Al-Qaida and the Taliban have been involved in the violence, but Home Minister Asaduzzaman Khan Kamal told reporters recently that no links to the IS had been uncovered.

However, security expert Ishfaq llahi Choudhury told VOA’s Bangla Service that IS militants and violent domestic groups in Bangladesh are ideologically and philosophically similar.

“Some of the groups are using the name of IS in order to gain importance," he said.

Islamic State's suspected activities in Bangladesh reach far beyond Dhaka – halfway around the world to London, in fact.

VOA interviews in Britain found that IS has been actively recruiting Bangladeshis there to fight in Syria and Iraq.

A number of British-Bangladeshi young men and women from Tower Hamlets, a borough of London with a high proportion of Bangladeshi residents, are believed to have left Britain to join Islamic State fighters.

“IS propaganda is very active and social media is playing a great role,” college student Sadat Rashid, 19, told VOA.

At least seven young men and women of Bangladeshi origin have left their homes in Britain to join IS and other rebel groups in Syria, according to their former neighbors. And news reports tell of at least eight others – five men and three young girls – who left London to join in the fight.

The Foreign Office in London estimates that 500 British Muslims have traveled to Syria to join extremist groups; other reports put the number in the thousands.

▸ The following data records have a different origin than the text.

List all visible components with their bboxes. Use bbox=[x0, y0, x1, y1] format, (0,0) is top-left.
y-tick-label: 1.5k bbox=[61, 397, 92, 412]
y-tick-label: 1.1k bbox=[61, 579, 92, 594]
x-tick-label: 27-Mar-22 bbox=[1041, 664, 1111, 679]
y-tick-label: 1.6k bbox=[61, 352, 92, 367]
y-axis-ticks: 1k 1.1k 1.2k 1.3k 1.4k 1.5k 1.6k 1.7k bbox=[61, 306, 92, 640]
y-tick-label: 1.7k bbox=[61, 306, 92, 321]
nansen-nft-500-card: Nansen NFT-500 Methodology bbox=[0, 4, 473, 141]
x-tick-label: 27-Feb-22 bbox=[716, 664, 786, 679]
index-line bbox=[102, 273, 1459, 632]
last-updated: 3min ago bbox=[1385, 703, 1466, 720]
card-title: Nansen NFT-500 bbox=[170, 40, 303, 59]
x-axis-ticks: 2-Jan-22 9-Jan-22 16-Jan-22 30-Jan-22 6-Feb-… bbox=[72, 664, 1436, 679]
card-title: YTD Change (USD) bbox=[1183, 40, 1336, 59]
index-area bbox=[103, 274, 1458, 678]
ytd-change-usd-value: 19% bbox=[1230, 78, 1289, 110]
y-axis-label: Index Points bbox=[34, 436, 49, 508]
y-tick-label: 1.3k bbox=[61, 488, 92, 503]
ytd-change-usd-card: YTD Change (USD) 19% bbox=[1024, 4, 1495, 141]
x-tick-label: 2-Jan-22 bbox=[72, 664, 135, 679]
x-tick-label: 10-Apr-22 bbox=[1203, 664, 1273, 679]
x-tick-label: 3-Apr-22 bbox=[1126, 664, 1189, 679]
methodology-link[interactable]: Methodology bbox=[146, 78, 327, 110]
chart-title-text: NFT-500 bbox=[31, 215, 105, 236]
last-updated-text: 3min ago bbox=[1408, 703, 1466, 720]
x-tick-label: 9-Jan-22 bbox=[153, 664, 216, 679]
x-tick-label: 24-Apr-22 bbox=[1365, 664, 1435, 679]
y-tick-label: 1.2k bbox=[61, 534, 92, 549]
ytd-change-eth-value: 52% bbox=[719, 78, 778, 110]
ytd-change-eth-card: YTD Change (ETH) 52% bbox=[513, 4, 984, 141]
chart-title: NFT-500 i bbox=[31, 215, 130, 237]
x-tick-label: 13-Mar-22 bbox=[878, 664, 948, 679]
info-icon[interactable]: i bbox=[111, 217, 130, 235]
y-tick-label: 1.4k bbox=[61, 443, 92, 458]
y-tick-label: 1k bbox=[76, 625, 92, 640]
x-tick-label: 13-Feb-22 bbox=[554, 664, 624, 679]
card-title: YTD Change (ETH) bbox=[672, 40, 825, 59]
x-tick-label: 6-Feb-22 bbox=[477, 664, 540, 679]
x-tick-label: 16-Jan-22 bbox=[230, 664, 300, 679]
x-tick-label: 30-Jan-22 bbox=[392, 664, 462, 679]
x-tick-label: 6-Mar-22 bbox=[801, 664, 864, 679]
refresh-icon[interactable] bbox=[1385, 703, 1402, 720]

“No matter where teens are - in Europe, America, Pakistan or Bangladesh - they are very vulnerable,” said Rushanra Ali, a member of Parliament who is British-Bengali.

Social media is a powerful recruiting tool for IS, she said, adding that “schools and society should all take this issue very seriously.”

Parents and families of young Bengalis believed to be in Syria refused VOA's requests for interviews.